Jesús dijo: “Quien me come vivirá
por mí.” Sabemos que esa vida no es solamente una vida biológica, es una vida
eterna, una vida que comienza aquí y se prolonga para siempre, que ni siquiera
la muerte es capaz de destruir; Como la muerte no fue capaz de destruir el amor
de Jesús por nosotros, tampoco lo que nos genera dolor y miedo es capaz de
destruir el amor de Dios en nuestro corazón. Cada vez que comulgamos, se nos da
Cristo mismo que nos promete ser felices, ser plenos, y llenar de esperanza
nuestro camino.
En la Última Cena del Jueves Santo,
Jesús también reveló el deseo ardiente de su corazón: “Con ansia he deseado
comer esta Pascua con ustedes.” Él busca más estar con nosotros que a veces nosotros estar con Él, porque en su
corazón hay un amor que no se rinde, que siempre espera.
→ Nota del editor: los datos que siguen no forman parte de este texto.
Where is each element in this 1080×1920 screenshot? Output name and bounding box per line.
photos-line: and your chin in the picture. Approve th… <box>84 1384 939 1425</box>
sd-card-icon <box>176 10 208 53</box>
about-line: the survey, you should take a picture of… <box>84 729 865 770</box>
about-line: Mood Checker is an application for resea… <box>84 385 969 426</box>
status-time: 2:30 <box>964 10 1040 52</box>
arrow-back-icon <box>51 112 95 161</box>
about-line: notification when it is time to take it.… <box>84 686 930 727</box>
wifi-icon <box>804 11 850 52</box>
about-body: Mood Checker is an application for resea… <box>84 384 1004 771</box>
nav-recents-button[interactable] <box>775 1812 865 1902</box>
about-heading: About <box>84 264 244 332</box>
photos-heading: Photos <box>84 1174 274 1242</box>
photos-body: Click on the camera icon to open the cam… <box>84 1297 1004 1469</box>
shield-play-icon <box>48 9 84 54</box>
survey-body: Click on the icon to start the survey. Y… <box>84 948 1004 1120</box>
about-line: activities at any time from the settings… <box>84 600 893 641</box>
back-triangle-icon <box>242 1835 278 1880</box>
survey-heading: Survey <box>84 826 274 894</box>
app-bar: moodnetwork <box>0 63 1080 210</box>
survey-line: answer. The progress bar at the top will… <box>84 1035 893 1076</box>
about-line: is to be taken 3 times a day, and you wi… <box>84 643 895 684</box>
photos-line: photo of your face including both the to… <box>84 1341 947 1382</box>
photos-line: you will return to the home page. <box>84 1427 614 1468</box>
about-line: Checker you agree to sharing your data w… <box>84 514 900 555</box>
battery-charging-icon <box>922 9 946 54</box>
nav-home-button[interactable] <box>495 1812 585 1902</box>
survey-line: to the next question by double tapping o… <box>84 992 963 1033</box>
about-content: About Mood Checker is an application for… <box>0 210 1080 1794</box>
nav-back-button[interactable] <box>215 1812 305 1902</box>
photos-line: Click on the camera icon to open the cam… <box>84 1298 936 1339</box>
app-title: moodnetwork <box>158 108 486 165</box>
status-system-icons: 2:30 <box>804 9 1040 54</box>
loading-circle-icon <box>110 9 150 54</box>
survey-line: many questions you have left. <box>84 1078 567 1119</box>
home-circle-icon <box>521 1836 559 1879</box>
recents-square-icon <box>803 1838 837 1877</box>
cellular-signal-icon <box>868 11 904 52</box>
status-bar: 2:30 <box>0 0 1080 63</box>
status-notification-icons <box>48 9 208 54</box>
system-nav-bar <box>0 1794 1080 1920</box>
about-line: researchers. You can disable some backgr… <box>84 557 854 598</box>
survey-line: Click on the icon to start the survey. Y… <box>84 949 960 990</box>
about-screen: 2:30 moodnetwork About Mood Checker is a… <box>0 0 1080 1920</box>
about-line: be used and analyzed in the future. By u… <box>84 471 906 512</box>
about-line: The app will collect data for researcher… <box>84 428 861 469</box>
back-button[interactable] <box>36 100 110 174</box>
Él tiene por nosotros
un amor que se hace pan para ser compartido, sangre para poder ser derramada,
vida para poder ser ofrecida.
En esta noche santa también
celebramos el don del sacerdocio ministerial, es decir, del sacramento que hace
posible la presencia del misterio eucarístico dentro de nuestra vida y de
nuestro mundo por medio de unos hombres frágiles, pecadores como nosotros.
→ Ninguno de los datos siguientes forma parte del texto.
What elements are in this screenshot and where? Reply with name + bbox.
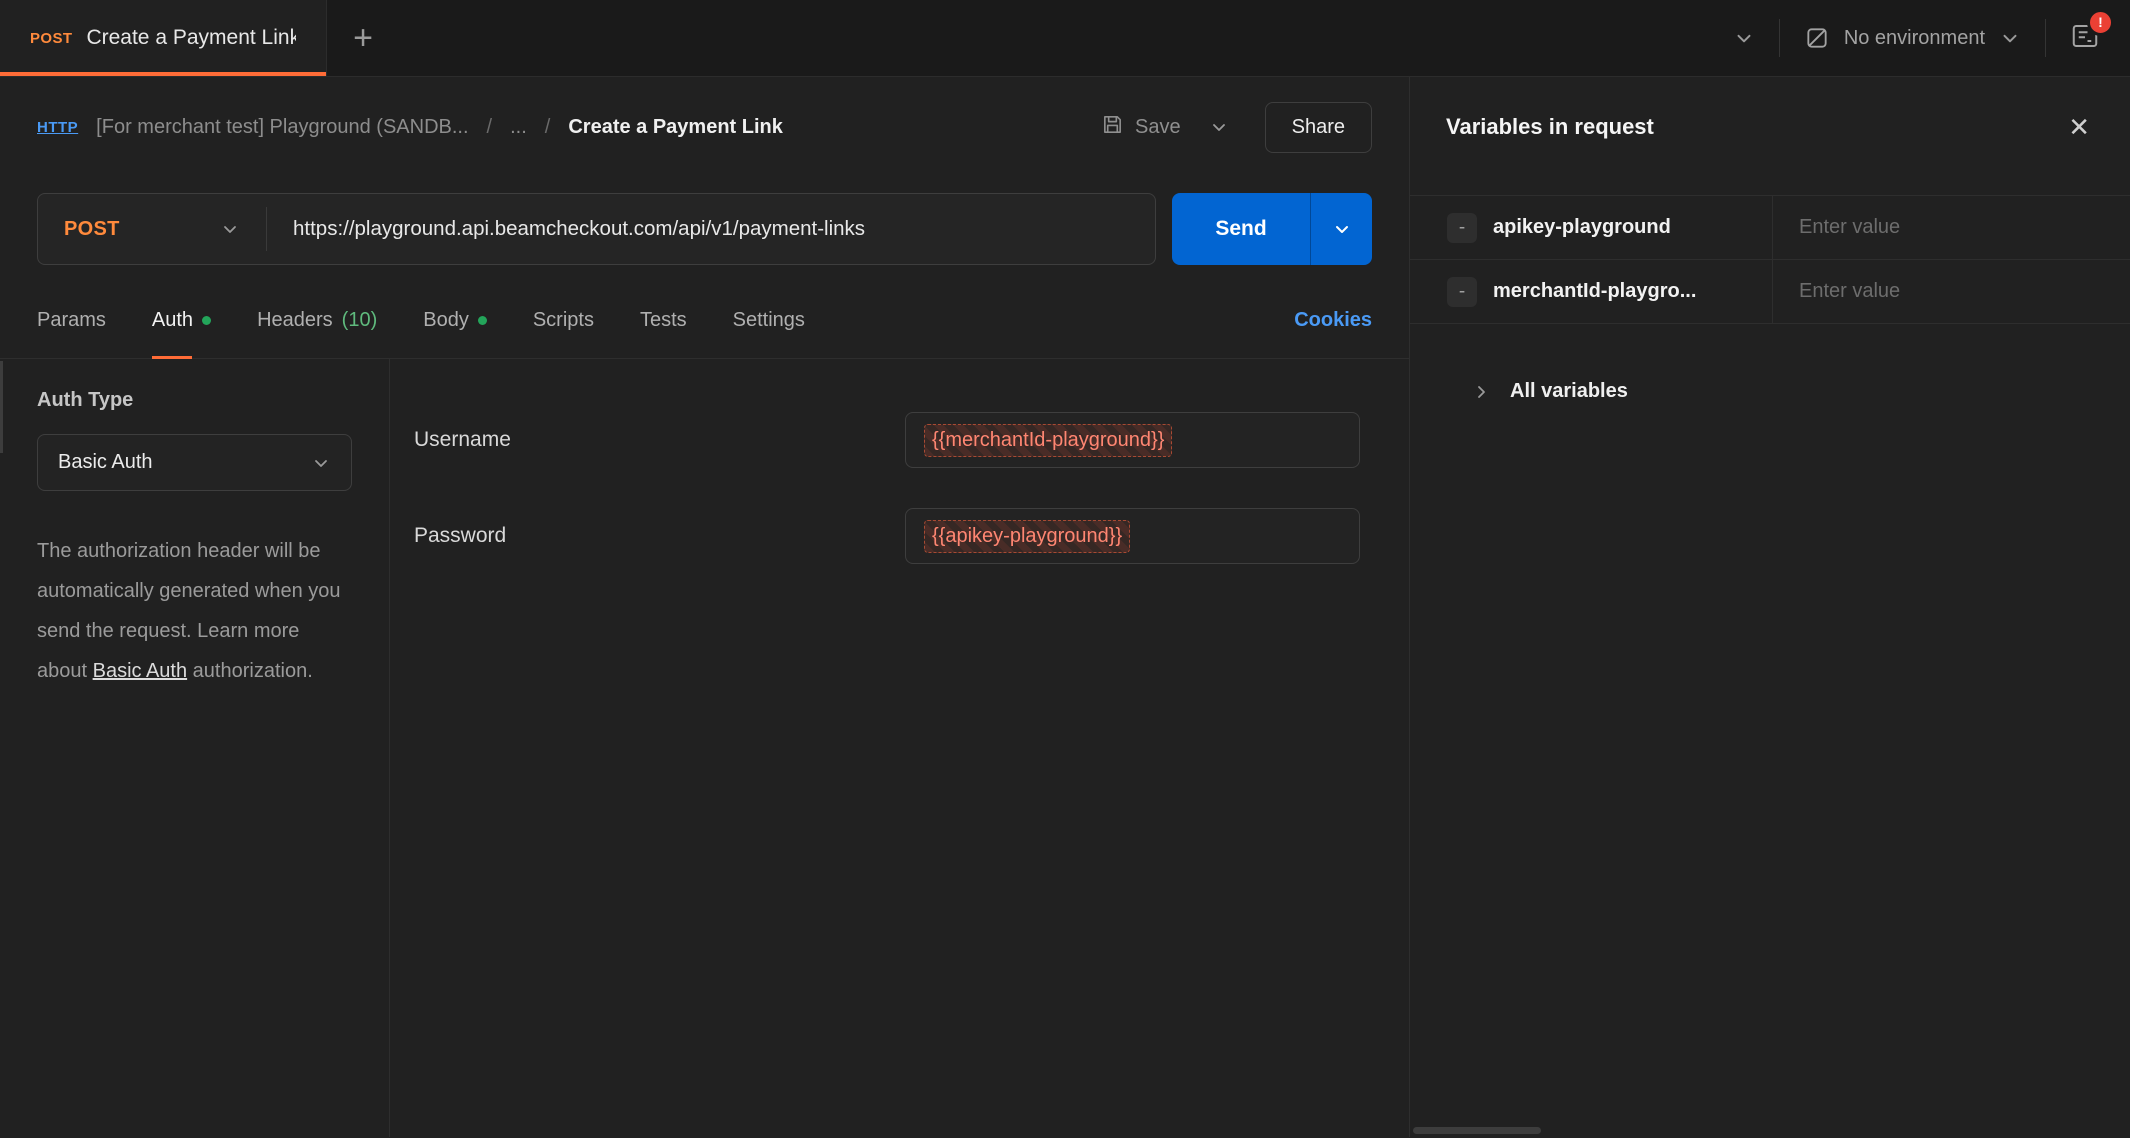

Cuando les dijo a sus apóstoles: “Hagan esto en memoria mía”, les estaba
confiando a ellos y, en ellos, a todos los sacerdotes de la historia, la misión
de hacer presente su sacrificio en cada altar del mundo. Tenemos que dar
gracias a Dios por cada sacerdote que nos parte el pan, que nos anuncia la
palabra y que nos acompaña. Sabemos que son frágiles, sabemos que son
pecadores, pero también sabemos que son parte del misterio de amor de Dios que
se hace presente a través de la pequeñez de un trozo de pan y un poco de vino,
y de la pequeñez de un hombre que con su fragilidad, es instrumento del amor de
Cristo.
Hoy, Jueves Santo, deberíamos
entrar en nuestro corazón y preguntarnos con sencillez y con paz: ¿Qué hacemos
ante esta entrega? ¿Cómo respondemos al amor de Dios que se parte y se reparte
por nosotros? ¿Acaso hay indiferencia en mi corazón? ¿Puedo volver a mi lugar
como si no hubiera pasado nada? Cristo, en este Jueves Santo, nos invita a
comulgar con Él, no solo en el rito, sino con toda la vida. Nos invita a ser
como Él, alimento para los demás, consuelo en el dolor, presencia en la
soledad, perdón en el pecado.
Este Jueves Santo, Jesús se
arrodilla para lavar los pies a los discípulos. Jesús parte el pan, Jesús ofrece
el cáliz, Jesús nos ofrece su corazón con una ternura infinita. Dejemos que
todo este amor entre a la vida concreta de cada uno, a la vida de nuestras
familias, a lo que nos preocupa de nuestros hijos, a lo que nos asusta de
nuestro mundo. Porque Él no viene a imponerse, sino a ofrecerse. Él no viene a
exigir, sino a entregarse. Que en esta noche santa, cada uno de nosotros
reavive en su corazón el anhelo de amar como Él nos ama, de vivir con Él, de
modo que al recibir su cuerpo y su sangre, abramos nuestra alma para
transformar nuestra vida y podamos iluminar las noches oscuras de los demás,
como Él iluminó la noche oscura de sus discípulos con su amor.